Trump whisperer Laura Loomer slams White House as in ‘crisis’ after Tulsi Gabbard ‘guru’ report

Laura Loomer, an informal adviser to President Donald Trump, has blasted his administration for a “lack of vetting” following a damning report alleging that Tulsi Gabbard was being advised for years by the reclusive guru of a spiritual movement while in Congress.
Gabbard served her final day as Trump’s Director of National Intelligence on Thursday, two days before The Washington Post expose was published, to spend more time with her husband, who has been diagnosed with a rare form of bone cancer.
The report alleges that Chris Butler, the leader of the Science of Identity Foundation group in which Gabbard was raised in Hawaii, was behind hundreds of memos containing policy advice and talking points on everything from Syria to the disappearance of Malaysia Airlines Flight 370.
Although the memos cited in the report spanned 2011-2017 and predate Gabbard’s tenure overseeing America’s intelligence agencies, they have led critics — including Trump allies — to question how she was later appointed to the top job.
“The lack of vetting inside the Trump administration is truly a crisis,” Loomer reacted to the report Monday in a post on X.

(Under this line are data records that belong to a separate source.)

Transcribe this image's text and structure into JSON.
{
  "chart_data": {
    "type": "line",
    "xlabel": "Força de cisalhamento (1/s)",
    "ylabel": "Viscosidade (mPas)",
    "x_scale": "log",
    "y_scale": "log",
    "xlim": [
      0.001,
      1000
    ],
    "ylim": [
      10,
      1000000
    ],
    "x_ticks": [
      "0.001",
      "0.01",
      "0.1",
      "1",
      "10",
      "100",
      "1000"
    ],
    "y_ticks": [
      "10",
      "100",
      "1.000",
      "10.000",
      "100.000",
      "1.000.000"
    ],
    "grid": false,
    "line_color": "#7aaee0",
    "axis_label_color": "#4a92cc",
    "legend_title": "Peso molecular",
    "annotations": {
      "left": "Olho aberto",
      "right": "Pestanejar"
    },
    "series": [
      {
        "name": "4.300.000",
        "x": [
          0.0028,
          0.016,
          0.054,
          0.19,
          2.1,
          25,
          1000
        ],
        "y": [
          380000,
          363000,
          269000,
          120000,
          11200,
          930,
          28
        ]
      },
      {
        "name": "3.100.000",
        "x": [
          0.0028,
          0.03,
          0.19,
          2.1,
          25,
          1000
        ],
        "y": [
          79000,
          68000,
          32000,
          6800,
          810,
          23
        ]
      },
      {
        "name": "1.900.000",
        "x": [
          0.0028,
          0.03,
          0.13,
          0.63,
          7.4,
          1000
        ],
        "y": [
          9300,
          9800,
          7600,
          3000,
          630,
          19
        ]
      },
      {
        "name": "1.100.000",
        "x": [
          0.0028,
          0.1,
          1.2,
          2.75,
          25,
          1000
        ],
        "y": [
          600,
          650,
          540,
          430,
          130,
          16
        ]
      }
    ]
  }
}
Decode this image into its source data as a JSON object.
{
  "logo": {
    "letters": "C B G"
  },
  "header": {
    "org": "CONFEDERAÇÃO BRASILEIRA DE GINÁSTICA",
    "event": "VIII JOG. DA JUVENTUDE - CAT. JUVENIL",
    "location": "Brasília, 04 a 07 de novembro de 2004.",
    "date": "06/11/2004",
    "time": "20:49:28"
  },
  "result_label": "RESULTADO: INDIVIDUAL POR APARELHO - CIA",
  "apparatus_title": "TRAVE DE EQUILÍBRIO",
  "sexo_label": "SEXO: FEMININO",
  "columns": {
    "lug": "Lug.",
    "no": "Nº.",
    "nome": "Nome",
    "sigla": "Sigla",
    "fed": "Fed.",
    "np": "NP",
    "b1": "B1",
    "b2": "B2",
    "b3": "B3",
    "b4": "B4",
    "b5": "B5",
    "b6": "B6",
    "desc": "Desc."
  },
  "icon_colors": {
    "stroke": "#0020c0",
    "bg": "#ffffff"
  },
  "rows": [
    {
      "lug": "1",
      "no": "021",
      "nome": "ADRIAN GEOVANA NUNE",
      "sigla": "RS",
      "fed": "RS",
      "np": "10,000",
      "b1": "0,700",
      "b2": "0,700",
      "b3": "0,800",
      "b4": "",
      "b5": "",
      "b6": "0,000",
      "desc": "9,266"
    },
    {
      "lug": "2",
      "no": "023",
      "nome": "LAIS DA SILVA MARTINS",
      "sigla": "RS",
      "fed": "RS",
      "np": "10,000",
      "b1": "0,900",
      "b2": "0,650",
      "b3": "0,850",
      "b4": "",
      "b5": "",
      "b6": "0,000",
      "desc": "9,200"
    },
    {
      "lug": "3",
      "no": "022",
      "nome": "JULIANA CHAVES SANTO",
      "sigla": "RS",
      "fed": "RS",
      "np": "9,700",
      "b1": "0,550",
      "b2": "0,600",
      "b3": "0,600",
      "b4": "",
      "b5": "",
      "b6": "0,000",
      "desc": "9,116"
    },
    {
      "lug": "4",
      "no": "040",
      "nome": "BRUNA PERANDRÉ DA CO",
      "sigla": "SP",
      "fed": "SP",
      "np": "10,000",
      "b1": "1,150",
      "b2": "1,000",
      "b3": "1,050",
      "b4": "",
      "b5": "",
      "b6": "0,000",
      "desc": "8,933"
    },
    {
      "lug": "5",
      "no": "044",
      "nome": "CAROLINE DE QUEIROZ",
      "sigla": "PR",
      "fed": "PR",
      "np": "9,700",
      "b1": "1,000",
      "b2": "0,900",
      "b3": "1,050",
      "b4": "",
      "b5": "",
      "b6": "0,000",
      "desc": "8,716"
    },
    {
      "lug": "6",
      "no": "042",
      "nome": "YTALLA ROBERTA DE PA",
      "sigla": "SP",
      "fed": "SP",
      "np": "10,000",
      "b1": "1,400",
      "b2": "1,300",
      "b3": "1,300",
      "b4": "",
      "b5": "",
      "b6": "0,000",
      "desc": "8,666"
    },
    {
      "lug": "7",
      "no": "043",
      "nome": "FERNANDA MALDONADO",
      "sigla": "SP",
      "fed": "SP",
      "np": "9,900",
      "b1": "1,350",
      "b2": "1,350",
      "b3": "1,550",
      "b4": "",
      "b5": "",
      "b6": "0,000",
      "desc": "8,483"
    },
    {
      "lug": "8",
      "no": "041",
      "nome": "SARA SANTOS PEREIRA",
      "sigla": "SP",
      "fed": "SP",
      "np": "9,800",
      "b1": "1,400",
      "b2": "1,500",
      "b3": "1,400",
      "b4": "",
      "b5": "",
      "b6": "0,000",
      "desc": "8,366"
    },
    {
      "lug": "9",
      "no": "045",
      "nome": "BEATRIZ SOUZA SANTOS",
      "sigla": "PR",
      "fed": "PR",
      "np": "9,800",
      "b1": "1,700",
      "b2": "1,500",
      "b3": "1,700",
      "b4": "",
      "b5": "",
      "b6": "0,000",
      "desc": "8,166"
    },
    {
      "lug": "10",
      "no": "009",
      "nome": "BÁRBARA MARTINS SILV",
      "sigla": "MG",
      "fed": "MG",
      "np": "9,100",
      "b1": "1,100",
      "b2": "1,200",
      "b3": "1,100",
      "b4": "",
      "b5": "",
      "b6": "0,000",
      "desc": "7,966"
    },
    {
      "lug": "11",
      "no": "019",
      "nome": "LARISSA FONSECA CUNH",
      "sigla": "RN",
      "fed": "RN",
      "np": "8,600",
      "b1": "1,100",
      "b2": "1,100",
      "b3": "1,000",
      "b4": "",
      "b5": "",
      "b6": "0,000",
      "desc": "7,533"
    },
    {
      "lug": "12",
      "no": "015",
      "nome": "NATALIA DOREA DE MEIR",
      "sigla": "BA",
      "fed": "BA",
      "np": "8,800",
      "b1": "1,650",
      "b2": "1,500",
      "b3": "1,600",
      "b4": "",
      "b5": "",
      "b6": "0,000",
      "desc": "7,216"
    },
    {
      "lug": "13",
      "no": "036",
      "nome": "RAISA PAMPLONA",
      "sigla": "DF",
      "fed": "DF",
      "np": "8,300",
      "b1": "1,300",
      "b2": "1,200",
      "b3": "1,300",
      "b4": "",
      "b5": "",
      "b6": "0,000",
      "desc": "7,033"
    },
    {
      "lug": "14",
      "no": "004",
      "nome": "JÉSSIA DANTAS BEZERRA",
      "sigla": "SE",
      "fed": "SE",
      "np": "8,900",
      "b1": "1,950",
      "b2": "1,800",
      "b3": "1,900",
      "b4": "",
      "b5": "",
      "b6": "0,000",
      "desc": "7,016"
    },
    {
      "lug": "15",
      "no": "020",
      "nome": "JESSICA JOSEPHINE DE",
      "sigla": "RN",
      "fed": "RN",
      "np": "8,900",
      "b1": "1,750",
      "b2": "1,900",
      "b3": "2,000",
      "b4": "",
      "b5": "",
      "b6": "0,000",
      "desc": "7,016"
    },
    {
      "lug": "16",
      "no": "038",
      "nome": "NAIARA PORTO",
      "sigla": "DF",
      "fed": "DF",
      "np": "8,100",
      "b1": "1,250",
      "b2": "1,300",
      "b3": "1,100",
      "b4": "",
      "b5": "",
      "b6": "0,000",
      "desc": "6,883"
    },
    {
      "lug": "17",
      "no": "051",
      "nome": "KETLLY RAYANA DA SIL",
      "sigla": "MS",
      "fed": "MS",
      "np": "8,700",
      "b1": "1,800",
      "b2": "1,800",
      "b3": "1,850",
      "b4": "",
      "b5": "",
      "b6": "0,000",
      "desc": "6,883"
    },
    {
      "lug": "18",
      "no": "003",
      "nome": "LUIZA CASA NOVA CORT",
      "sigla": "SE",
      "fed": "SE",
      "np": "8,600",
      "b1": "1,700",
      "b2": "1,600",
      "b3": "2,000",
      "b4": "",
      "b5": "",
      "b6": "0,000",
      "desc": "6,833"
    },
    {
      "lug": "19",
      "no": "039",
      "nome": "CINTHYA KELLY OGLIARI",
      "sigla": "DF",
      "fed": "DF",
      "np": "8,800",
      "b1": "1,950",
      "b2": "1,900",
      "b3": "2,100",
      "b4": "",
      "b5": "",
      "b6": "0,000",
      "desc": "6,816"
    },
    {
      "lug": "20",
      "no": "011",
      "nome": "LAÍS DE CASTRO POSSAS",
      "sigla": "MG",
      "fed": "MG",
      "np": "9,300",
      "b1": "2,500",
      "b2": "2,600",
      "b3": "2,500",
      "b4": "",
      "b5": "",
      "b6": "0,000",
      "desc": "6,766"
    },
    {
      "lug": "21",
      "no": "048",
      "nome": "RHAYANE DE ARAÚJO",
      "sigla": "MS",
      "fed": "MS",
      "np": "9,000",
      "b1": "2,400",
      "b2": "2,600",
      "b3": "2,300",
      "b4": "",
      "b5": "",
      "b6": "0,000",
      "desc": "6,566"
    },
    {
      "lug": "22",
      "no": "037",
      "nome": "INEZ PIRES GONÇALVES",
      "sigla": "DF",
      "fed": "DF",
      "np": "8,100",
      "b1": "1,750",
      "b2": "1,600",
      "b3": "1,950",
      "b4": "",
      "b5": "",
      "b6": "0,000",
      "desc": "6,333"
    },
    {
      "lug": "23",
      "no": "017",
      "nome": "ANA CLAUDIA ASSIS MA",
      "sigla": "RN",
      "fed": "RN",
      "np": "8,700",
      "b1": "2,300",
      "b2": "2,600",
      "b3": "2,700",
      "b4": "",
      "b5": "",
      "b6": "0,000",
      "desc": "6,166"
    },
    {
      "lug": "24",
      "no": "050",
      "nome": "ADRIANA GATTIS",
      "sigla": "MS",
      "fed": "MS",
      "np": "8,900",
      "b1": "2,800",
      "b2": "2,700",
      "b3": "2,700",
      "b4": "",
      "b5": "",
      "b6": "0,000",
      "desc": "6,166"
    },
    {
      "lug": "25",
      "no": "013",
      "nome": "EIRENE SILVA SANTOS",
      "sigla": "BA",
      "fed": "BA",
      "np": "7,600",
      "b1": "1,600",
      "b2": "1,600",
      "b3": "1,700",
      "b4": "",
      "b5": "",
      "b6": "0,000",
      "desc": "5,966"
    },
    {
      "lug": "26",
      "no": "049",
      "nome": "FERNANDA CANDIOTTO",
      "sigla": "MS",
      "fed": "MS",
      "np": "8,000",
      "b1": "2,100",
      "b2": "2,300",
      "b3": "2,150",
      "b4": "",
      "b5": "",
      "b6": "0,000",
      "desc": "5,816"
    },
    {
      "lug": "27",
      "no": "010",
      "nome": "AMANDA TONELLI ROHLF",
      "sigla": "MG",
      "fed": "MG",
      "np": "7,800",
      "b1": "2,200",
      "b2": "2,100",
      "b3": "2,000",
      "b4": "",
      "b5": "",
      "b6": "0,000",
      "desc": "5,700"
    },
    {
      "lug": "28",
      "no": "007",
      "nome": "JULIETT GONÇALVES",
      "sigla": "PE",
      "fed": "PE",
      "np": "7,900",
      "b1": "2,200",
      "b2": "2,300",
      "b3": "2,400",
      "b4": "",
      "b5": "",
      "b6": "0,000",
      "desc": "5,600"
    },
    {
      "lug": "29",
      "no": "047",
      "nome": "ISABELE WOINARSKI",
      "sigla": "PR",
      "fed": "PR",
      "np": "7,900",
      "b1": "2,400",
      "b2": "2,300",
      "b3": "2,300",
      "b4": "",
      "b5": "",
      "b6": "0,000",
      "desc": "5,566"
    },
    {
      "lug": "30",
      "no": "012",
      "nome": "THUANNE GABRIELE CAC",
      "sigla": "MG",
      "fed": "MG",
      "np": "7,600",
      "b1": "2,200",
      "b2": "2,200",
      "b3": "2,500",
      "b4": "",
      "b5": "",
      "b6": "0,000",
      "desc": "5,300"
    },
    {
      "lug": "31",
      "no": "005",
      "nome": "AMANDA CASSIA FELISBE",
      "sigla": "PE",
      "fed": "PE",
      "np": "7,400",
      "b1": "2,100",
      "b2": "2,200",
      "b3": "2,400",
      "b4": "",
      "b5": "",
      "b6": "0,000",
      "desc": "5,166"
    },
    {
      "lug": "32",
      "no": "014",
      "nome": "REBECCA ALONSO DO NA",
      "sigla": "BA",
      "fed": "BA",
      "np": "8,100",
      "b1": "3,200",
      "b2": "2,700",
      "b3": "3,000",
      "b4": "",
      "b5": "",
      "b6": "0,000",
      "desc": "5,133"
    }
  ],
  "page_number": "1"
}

“I have been warning for over a year that not enough vetting was done on some of the terrible nominees who were forced onto President Trump by people who lie to him daily and hide opposition research from him,” she wrote.
Loomer claimed that Gabbard was “forced” on Trump by former supporter-turned-critic Tucker Carlson and one of the president’s confidantes, Roger Stone. Stone characterized The Post’s report as “bulls***.”
The newspaper could not substantiate whether Gabbard continued to receive advice after she left Congress, where she had served as a Democrat, before defecting to Trump.
The Independent has contacted Gabbard, the White House, and the Science of Identity Foundation for comment.
Whistleblower Rebecca Saltzburg, who worked on Gabbard’s congressional campaigns, shared more than 25,000 pages of emails with The Post, which contained memos from Butler, she claimed. “Everyone who received the memos knew that the voice behind them was Butler’s,” the newspaper reports, citing Saltzburg, also a former member of Science of Identity. She decided to come forward now because she believes that Gabbard, SIF and its insiders are “dangerous,” she wrote.
Some critics have questioned how the Science of Identity —a fringe breakaway of the Hare Krishna movement— members show absolute loyalty to the group’s leader, 78-year-old Butler, who founded the group in 1977,
A former member told The Independent in 2022 that she recalled Gabbard was a rising star within the group, and that it was “inconceivable” that anyone involved was not being directed by Butler. “I feel like when you vote for somebody who is heavily tied into [Science of Identity], you’re not voting for that person, you’re voting for Chris Butler, as a servant of the servant of God,” the former member said.
The memos, which The Independent has not independently verified, reportedly contained guidance and advice on policy and talking points ahead of TV interviews, according to The Post, which she often complied with, per the newspaper’s analysis comparing the memos to her publicized comments.
Syria was reportedly the subject of “many” of the memos, and one consisted of tactical advice that later became one of Gabbard’s signature policies—urging the U.S. not to oust former Syrian President Bashar Assad, who she met in 2017. One memo quoted an unnamed adviser, calling on Gabbard to “reiterate her opposition to U.S. intervention in Syria’s civil war.”